The Shoah After Gaza

Adam Shatz interviews Pankaj Mishra in the LRB Podcast:

Pankaj Mishra joins Adam Shatz to discuss his recent LRB Winter Lecture, in which he explores Israel’s instrumentalisation of the Holocaust. He expands on his readings of Jean Améry and Primo Levi, the crisis as understood by the Global South and Zionism’s appeal for Hindu nationalists.
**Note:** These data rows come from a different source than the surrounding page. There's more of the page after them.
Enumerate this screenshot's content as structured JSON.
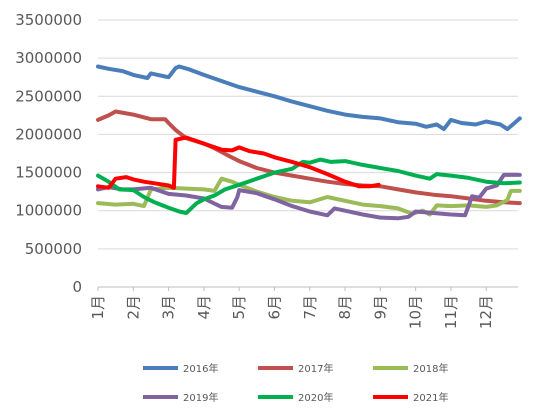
{
  "chart_data": {
    "type": "line",
    "title": "",
    "xlabel": "",
    "ylabel": "",
    "ylim": [
      0,
      3500000
    ],
    "yticks": [
      0,
      500000,
      1000000,
      1500000,
      2000000,
      2500000,
      3000000,
      3500000
    ],
    "ytick_labels": [
      "0",
      "500000",
      "1000000",
      "1500000",
      "2000000",
      "2500000",
      "3000000",
      "3500000"
    ],
    "xlim": [
      1,
      12.9
    ],
    "xtick_labels": [
      "1月",
      "2月",
      "3月",
      "4月",
      "5月",
      "6月",
      "7月",
      "8月",
      "9月",
      "10月",
      "11月",
      "12月"
    ],
    "grid": "horizontal",
    "legend_position": "bottom",
    "series": [
      {
        "name": "2016年",
        "color": "#4a7ebb",
        "points": [
          [
            1.0,
            2890000
          ],
          [
            1.3,
            2860000
          ],
          [
            1.7,
            2830000
          ],
          [
            2.0,
            2780000
          ],
          [
            2.4,
            2740000
          ],
          [
            2.5,
            2800000
          ],
          [
            2.9,
            2760000
          ],
          [
            3.0,
            2750000
          ],
          [
            3.2,
            2870000
          ],
          [
            3.3,
            2890000
          ],
          [
            3.6,
            2850000
          ],
          [
            4.0,
            2780000
          ],
          [
            4.5,
            2700000
          ],
          [
            5.0,
            2620000
          ],
          [
            5.5,
            2560000
          ],
          [
            6.0,
            2500000
          ],
          [
            6.5,
            2430000
          ],
          [
            7.0,
            2370000
          ],
          [
            7.5,
            2310000
          ],
          [
            8.0,
            2260000
          ],
          [
            8.5,
            2230000
          ],
          [
            9.0,
            2210000
          ],
          [
            9.5,
            2160000
          ],
          [
            10.0,
            2140000
          ],
          [
            10.3,
            2100000
          ],
          [
            10.6,
            2130000
          ],
          [
            10.8,
            2070000
          ],
          [
            11.0,
            2190000
          ],
          [
            11.3,
            2150000
          ],
          [
            11.7,
            2130000
          ],
          [
            12.0,
            2170000
          ],
          [
            12.4,
            2130000
          ],
          [
            12.6,
            2070000
          ],
          [
            12.8,
            2150000
          ],
          [
            12.95,
            2210000
          ]
        ]
      },
      {
        "name": "2017年",
        "color": "#c0504d",
        "points": [
          [
            1.0,
            2190000
          ],
          [
            1.3,
            2250000
          ],
          [
            1.5,
            2300000
          ],
          [
            2.0,
            2260000
          ],
          [
            2.5,
            2200000
          ],
          [
            2.9,
            2200000
          ],
          [
            3.0,
            2150000
          ],
          [
            3.2,
            2060000
          ],
          [
            3.5,
            1950000
          ],
          [
            4.0,
            1880000
          ],
          [
            4.3,
            1820000
          ],
          [
            4.7,
            1720000
          ],
          [
            5.0,
            1650000
          ],
          [
            5.5,
            1560000
          ],
          [
            6.0,
            1500000
          ],
          [
            6.5,
            1460000
          ],
          [
            7.0,
            1420000
          ],
          [
            7.5,
            1380000
          ],
          [
            8.0,
            1350000
          ],
          [
            8.5,
            1330000
          ],
          [
            9.0,
            1320000
          ],
          [
            9.5,
            1280000
          ],
          [
            10.0,
            1240000
          ],
          [
            10.5,
            1210000
          ],
          [
            11.0,
            1190000
          ],
          [
            11.5,
            1160000
          ],
          [
            12.0,
            1130000
          ],
          [
            12.5,
            1110000
          ],
          [
            12.95,
            1100000
          ]
        ]
      },
      {
        "name": "2018年",
        "color": "#9bbb59",
        "points": [
          [
            1.0,
            1100000
          ],
          [
            1.5,
            1080000
          ],
          [
            2.0,
            1090000
          ],
          [
            2.3,
            1060000
          ],
          [
            2.5,
            1280000
          ],
          [
            3.0,
            1300000
          ],
          [
            3.5,
            1290000
          ],
          [
            4.0,
            1280000
          ],
          [
            4.3,
            1260000
          ],
          [
            4.5,
            1420000
          ],
          [
            4.8,
            1380000
          ],
          [
            5.0,
            1340000
          ],
          [
            5.5,
            1250000
          ],
          [
            6.0,
            1180000
          ],
          [
            6.5,
            1130000
          ],
          [
            7.0,
            1110000
          ],
          [
            7.5,
            1180000
          ],
          [
            8.0,
            1130000
          ],
          [
            8.5,
            1080000
          ],
          [
            9.0,
            1060000
          ],
          [
            9.5,
            1030000
          ],
          [
            9.9,
            960000
          ],
          [
            10.2,
            1000000
          ],
          [
            10.4,
            950000
          ],
          [
            10.6,
            1070000
          ],
          [
            11.0,
            1060000
          ],
          [
            11.5,
            1070000
          ],
          [
            12.0,
            1050000
          ],
          [
            12.3,
            1070000
          ],
          [
            12.6,
            1140000
          ],
          [
            12.7,
            1260000
          ],
          [
            12.95,
            1260000
          ]
        ]
      },
      {
        "name": "2019年",
        "color": "#8064a2",
        "points": [
          [
            1.0,
            1280000
          ],
          [
            1.3,
            1310000
          ],
          [
            1.7,
            1280000
          ],
          [
            2.0,
            1280000
          ],
          [
            2.5,
            1300000
          ],
          [
            3.0,
            1220000
          ],
          [
            3.5,
            1200000
          ],
          [
            4.0,
            1160000
          ],
          [
            4.5,
            1050000
          ],
          [
            4.8,
            1040000
          ],
          [
            4.95,
            1180000
          ],
          [
            5.0,
            1270000
          ],
          [
            5.5,
            1230000
          ],
          [
            6.0,
            1150000
          ],
          [
            6.5,
            1060000
          ],
          [
            7.0,
            990000
          ],
          [
            7.3,
            960000
          ],
          [
            7.5,
            940000
          ],
          [
            7.7,
            1030000
          ],
          [
            8.0,
            1000000
          ],
          [
            8.5,
            950000
          ],
          [
            9.0,
            910000
          ],
          [
            9.5,
            900000
          ],
          [
            9.8,
            920000
          ],
          [
            10.0,
            990000
          ],
          [
            10.5,
            970000
          ],
          [
            11.0,
            950000
          ],
          [
            11.4,
            940000
          ],
          [
            11.6,
            1190000
          ],
          [
            11.8,
            1170000
          ],
          [
            12.0,
            1290000
          ],
          [
            12.3,
            1330000
          ],
          [
            12.5,
            1470000
          ],
          [
            12.95,
            1470000
          ]
        ]
      },
      {
        "name": "2020年",
        "color": "#00b050",
        "points": [
          [
            1.0,
            1460000
          ],
          [
            1.3,
            1380000
          ],
          [
            1.6,
            1280000
          ],
          [
            2.0,
            1270000
          ],
          [
            2.3,
            1180000
          ],
          [
            2.6,
            1110000
          ],
          [
            3.0,
            1040000
          ],
          [
            3.3,
            990000
          ],
          [
            3.5,
            970000
          ],
          [
            3.8,
            1100000
          ],
          [
            4.0,
            1150000
          ],
          [
            4.3,
            1200000
          ],
          [
            4.6,
            1280000
          ],
          [
            5.0,
            1340000
          ],
          [
            5.5,
            1420000
          ],
          [
            6.0,
            1500000
          ],
          [
            6.5,
            1550000
          ],
          [
            6.8,
            1640000
          ],
          [
            7.0,
            1630000
          ],
          [
            7.3,
            1670000
          ],
          [
            7.6,
            1640000
          ],
          [
            8.0,
            1650000
          ],
          [
            8.5,
            1600000
          ],
          [
            9.0,
            1560000
          ],
          [
            9.5,
            1520000
          ],
          [
            10.0,
            1460000
          ],
          [
            10.4,
            1420000
          ],
          [
            10.6,
            1480000
          ],
          [
            11.0,
            1460000
          ],
          [
            11.5,
            1430000
          ],
          [
            12.0,
            1380000
          ],
          [
            12.5,
            1360000
          ],
          [
            12.95,
            1370000
          ]
        ]
      },
      {
        "name": "2021年",
        "color": "#ff0000",
        "points": [
          [
            1.0,
            1320000
          ],
          [
            1.3,
            1300000
          ],
          [
            1.5,
            1420000
          ],
          [
            1.8,
            1440000
          ],
          [
            2.0,
            1410000
          ],
          [
            2.3,
            1380000
          ],
          [
            2.6,
            1360000
          ],
          [
            3.0,
            1330000
          ],
          [
            3.15,
            1300000
          ],
          [
            3.2,
            1930000
          ],
          [
            3.5,
            1960000
          ],
          [
            4.0,
            1880000
          ],
          [
            4.5,
            1800000
          ],
          [
            4.8,
            1790000
          ],
          [
            5.0,
            1830000
          ],
          [
            5.3,
            1780000
          ],
          [
            5.7,
            1750000
          ],
          [
            6.0,
            1700000
          ],
          [
            6.5,
            1640000
          ],
          [
            7.0,
            1570000
          ],
          [
            7.5,
            1480000
          ],
          [
            8.0,
            1380000
          ],
          [
            8.4,
            1320000
          ],
          [
            8.7,
            1320000
          ],
          [
            8.95,
            1340000
          ]
        ]
      }
    ]
  }
}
You can read The Shoah After Gaza in the LRB archive, or watch the lecture via the LRB YouTube channel. From The Shoah After Gaza:

In​ 1977, a year before he killed himself, the Austrian writer Jean Améry came across press reports of the systematic torture of Arab prisoners in Israeli prisons. Arrested in Belgium in 1943 while distributing anti-Nazi pamphlets, Améry himself had been brutally tortured by the Gestapo, and then deported to Auschwitz. He managed to survive, but could never look at his torments as things of the past. He insisted that those who are tortured remain tortured, and that their trauma is irrevocable. Like many survivors of Nazi death camps, Améry came to feel an ‘existential connection’ to Israel in the 1960s. He obsessively attacked left-wing critics of the Jewish state as ‘thoughtless and unscrupulous’, and may have been one of the first to make the claim, habitually amplified now by Israel’s leaders and supporters, that virulent antisemites disguise themselves as virtuous anti-imperialists and anti-Zionists. Yet the ‘admittedly sketchy’ reports of torture in Israeli prisons prompted Améry to consider the limits of his solidarity with the Jewish state. In one of the last essays he published, he wrote: ‘I urgently call on all Jews who want to be human beings to join me in the radical condemnation of systematic torture. Where barbarism begins, even existential commitments must end.